聞こえてきた声は、冷たくて、私の方を見てすらくれなかった。
「大体、3ヶ月って話でしたよね。何で、まだ俺の家に居るんですか。」
確かに、約束の期間はとうに過ぎている。
私の体型も、普通に見えるくらいにはなっている。
同居を続ける理由は、無くなっていた。
それでも、京治くんの家に居続けたのは居心地が好かったから。
「もしかして、迷惑だった?」
追い出されないから、このままで大丈夫。
そう勝手に決めて、京治くんがどう思ってたかなんて考えた事が無かった。
「迷惑です。

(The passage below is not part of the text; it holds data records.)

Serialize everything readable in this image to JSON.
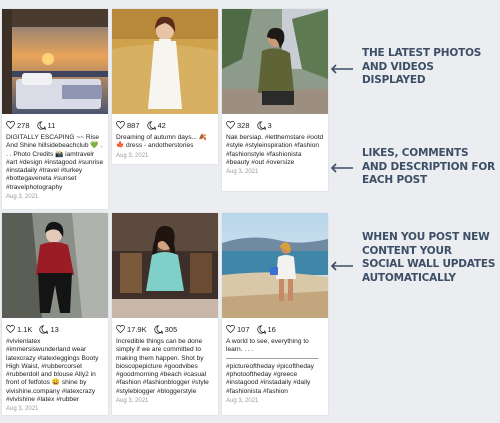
{
  "posts": [
    {
      "likes": "278",
      "comments": "11",
      "caption": "DIGITALLY ESCAPING ~~ Rise And Shine hillsidebeachclub 💚 . . . Photo Credits 📸 iamtravelr #art #design #instagood #sunrise #instadaily #travel #turkey #bottegaveneta #sunset #travelphotography",
      "date": "Aug 3, 2021"
    },
    {
      "likes": "887",
      "comments": "42",
      "caption": "Dreaming of autumn days... 🍂🍁 dress - andotherstories",
      "date": "Aug 3, 2021"
    },
    {
      "likes": "328",
      "comments": "3",
      "caption": "Nak bersiap. #letthemstare #ootd #style #styleinspiration #fashion #fashionstyle #fashionista #beauty #out #oversize",
      "date": "Aug 3, 2021"
    },
    {
      "likes": "1.1K",
      "comments": "13",
      "caption": "#vivienlatex\n#immersiswunderland wear latexcrazy #latexleggings Booty High Waist, #rubbercorset #rubberdoll and blouse Ally2 in front of fetfotos 😀 shine by vivishine.company #latexcrazy #vivishine #latex #rubber",
      "date": "Aug 3, 2021"
    },
    {
      "likes": "17.9K",
      "comments": "305",
      "caption": "Incredible things can be done simply if we are committed to making them happen. Shot by bioscopepicture #goodvibes #goodmorning #beach #casual #fashion #fashionblogger #style #styleblogger #bloggerstyle",
      "date": "Aug 3, 2021"
    },
    {
      "likes": "107",
      "comments": "16",
      "caption": "A world to see, everything to learn. . . .\n——————————————\n#pictureoftheday #picoftheday #photooftheday #greece #instagood #instadaily #daily #fashionista #fashion",
      "date": "Aug 3, 2021"
    }
  ],
  "annotations": [
    {
      "text": "THE LATEST PHOTOS AND VIDEOS DISPLAYED"
    },
    {
      "text": "LIKES, COMMENTS AND DESCRIPTION FOR EACH POST"
    },
    {
      "text": "WHEN YOU POST NEW CONTENT YOUR SOCIAL WALL UPDATES AUTOMATICALLY"
    }
  ],
  "colors": {
    "background": "#ecedf0",
    "annotation_text": "#3c4f66",
    "date_text": "#9a9a9a"
  },
  "icons": {
    "likes": "heart-icon",
    "comments": "comment-bubble-icon",
    "annotation_arrow": "arrow-left-icon"
  }
}
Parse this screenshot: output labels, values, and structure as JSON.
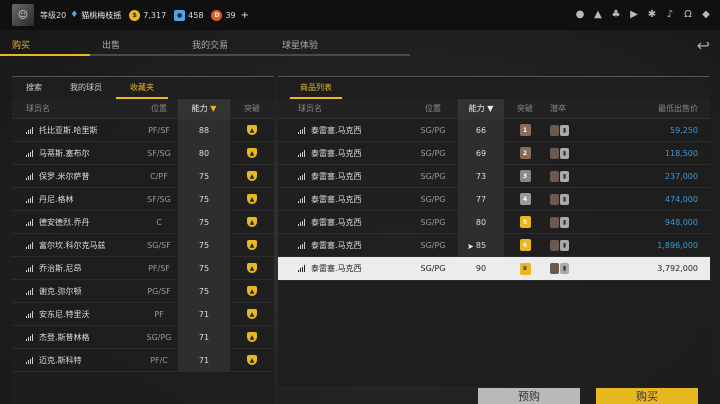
{
  "header": {
    "level": "等级20",
    "player_name": "猫桃梅枝摇",
    "coins": "7,317",
    "points": "458",
    "vouchers": "39",
    "plus": "+"
  },
  "colors": {
    "accent": "#e8b820",
    "price": "#3b9ad6"
  },
  "nav": {
    "tabs": [
      {
        "label": "购买"
      },
      {
        "label": "出售"
      },
      {
        "label": "我的交易"
      },
      {
        "label": "球星体验"
      }
    ]
  },
  "left": {
    "subtabs": [
      {
        "label": "搜索"
      },
      {
        "label": "我的球员"
      },
      {
        "label": "收藏夹"
      }
    ],
    "headers": {
      "name": "球员名",
      "pos": "位置",
      "ability": "能力",
      "break": "突破"
    },
    "rows": [
      {
        "name": "托比亚斯.哈里斯",
        "pos": "PF/SF",
        "ability": "88"
      },
      {
        "name": "马蒂斯.塞布尔",
        "pos": "SF/SG",
        "ability": "80"
      },
      {
        "name": "保罗.米尔萨普",
        "pos": "C/PF",
        "ability": "75"
      },
      {
        "name": "丹尼.格林",
        "pos": "SF/SG",
        "ability": "75"
      },
      {
        "name": "德安德烈.乔丹",
        "pos": "C",
        "ability": "75"
      },
      {
        "name": "富尔坎.科尔克马兹",
        "pos": "SG/SF",
        "ability": "75"
      },
      {
        "name": "乔治斯.尼昂",
        "pos": "PF/SF",
        "ability": "75"
      },
      {
        "name": "谢克.弥尔顿",
        "pos": "PG/SF",
        "ability": "75"
      },
      {
        "name": "安东尼.特里沃",
        "pos": "PF",
        "ability": "71"
      },
      {
        "name": "杰登.斯普林格",
        "pos": "SG/PG",
        "ability": "71"
      },
      {
        "name": "迈克.斯科特",
        "pos": "PF/C",
        "ability": "71"
      }
    ]
  },
  "right": {
    "tab": "商品列表",
    "headers": {
      "name": "球员名",
      "pos": "位置",
      "ability": "能力",
      "break": "突破",
      "cards": "潜卒",
      "price": "最低出售价"
    },
    "rows": [
      {
        "name": "泰雷塞.马克西",
        "pos": "SG/PG",
        "ability": "66",
        "break": "1",
        "break_color": "#8a6a58",
        "price": "59,250"
      },
      {
        "name": "泰雷塞.马克西",
        "pos": "SG/PG",
        "ability": "69",
        "break": "2",
        "break_color": "#8a6a58",
        "price": "118,500"
      },
      {
        "name": "泰雷塞.马克西",
        "pos": "SG/PG",
        "ability": "73",
        "break": "3",
        "break_color": "#888888",
        "price": "237,000"
      },
      {
        "name": "泰雷塞.马克西",
        "pos": "SG/PG",
        "ability": "77",
        "break": "4",
        "break_color": "#9a9a9a",
        "price": "474,000"
      },
      {
        "name": "泰雷塞.马克西",
        "pos": "SG/PG",
        "ability": "80",
        "break": "5",
        "break_color": "#e8b820",
        "price": "948,000"
      },
      {
        "name": "泰雷塞.马克西",
        "pos": "SG/PG",
        "ability": "85",
        "break": "6",
        "break_color": "#e8b820",
        "price": "1,896,000"
      },
      {
        "name": "泰雷塞.马克西",
        "pos": "SG/PG",
        "ability": "90",
        "break": "",
        "break_color": "#e8b820",
        "price": "3,792,000"
      }
    ]
  },
  "buttons": {
    "preorder": "预购",
    "buy": "购买"
  }
}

」
即答で返事があって、甘えすぎていた事にやっと気付く。
「そっか。気付かなくて、ゴメンね?…荷物は、今度取りに行くから。今日からは、1人の家でゆっくり休んで。」
あの家は、京治くんの家。
恋人でも何でもない、ただちょっと付き合いが長いくらいの異性が入り込んでたら、自分の家なのに休まらなかったのだと思う。
本当に悪い事をしていたのだと理解して、久々に自分の家に帰った。